Het is heel fijn dat ondanks deze moeilijke omstandigheden de dienstverlening door kon gaan. Voor ons allen golden andere, vaak zwaardere omstandigheden, soms in combinatie met lesgeven aan de kinderen of mantelzorg. Ook kregen we er door Corona nieuwe gemeentelijke taken bij, zoals de uitvoering van de TOZO en extra handhavingstaken.

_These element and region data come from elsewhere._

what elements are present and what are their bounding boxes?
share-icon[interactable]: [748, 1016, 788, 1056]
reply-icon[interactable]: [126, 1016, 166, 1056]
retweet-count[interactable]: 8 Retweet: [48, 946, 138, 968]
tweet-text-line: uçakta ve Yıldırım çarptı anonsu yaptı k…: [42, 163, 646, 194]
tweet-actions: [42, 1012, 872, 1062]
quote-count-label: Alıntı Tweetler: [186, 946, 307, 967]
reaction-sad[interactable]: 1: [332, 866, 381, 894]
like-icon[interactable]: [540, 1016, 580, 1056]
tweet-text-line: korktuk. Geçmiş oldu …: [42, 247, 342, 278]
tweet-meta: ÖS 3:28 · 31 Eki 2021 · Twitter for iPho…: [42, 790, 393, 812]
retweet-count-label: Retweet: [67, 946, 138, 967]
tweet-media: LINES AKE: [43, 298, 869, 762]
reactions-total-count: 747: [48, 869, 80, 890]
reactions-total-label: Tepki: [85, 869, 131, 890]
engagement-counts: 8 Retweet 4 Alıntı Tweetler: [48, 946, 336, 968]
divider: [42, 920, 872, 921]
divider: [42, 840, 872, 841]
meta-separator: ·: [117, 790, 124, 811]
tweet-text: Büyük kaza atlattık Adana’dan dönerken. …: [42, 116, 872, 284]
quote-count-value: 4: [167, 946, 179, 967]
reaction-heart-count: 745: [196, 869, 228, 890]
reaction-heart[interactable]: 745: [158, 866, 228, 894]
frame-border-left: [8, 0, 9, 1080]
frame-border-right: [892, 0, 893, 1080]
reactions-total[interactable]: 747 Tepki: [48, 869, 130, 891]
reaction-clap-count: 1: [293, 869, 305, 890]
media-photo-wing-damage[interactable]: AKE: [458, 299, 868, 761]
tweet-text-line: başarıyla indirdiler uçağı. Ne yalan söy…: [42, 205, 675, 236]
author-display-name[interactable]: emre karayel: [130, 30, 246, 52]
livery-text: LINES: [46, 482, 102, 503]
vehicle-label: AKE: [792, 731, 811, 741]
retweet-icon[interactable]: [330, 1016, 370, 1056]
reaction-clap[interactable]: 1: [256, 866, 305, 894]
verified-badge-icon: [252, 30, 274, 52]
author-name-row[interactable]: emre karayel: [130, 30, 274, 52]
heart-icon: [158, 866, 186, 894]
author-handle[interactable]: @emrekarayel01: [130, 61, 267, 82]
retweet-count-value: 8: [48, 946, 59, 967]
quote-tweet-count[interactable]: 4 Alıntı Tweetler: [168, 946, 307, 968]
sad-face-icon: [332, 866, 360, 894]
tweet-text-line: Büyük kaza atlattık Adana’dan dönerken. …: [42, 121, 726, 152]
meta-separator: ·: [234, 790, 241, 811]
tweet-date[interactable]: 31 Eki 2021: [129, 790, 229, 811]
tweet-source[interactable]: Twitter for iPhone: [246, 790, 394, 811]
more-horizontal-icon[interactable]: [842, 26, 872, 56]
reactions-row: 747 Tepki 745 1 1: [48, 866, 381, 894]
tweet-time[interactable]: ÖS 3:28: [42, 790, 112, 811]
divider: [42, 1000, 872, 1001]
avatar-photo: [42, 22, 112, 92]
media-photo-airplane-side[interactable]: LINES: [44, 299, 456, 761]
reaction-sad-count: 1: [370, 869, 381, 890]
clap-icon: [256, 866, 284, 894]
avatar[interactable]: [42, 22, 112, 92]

We hadden in 2020 en ook de komende jaren te maken met meerdere ontwikkelingen die vragen om een heroriëntatie, zoals:

  • Behoefte aan actuele sturingsinformatie (strategisch, tactisch en operationeel);
  • Uitkomsten medewerkersonderzoek/thuiswerkmonitor;
  • Meer aandacht voor inwonersparticipatie;
  • De wens van de raad om op programmaniveau (resultaatgericht) te verantwoorden;
  • Meer verbinding tussen beleid/geld en uitvoering;
  • Opeenvolgende veranderingen in wetgeving binnen het sociaal domein/uitbesteding taken aan de sociale basis/partners;
  • De invoering van de Omgevingswet;
  • De noodzaak tot verdere regionale samenwerking (toename complexiteit van vraagstukken zoals bijvoorbeeld de nieuwe wet inburgering).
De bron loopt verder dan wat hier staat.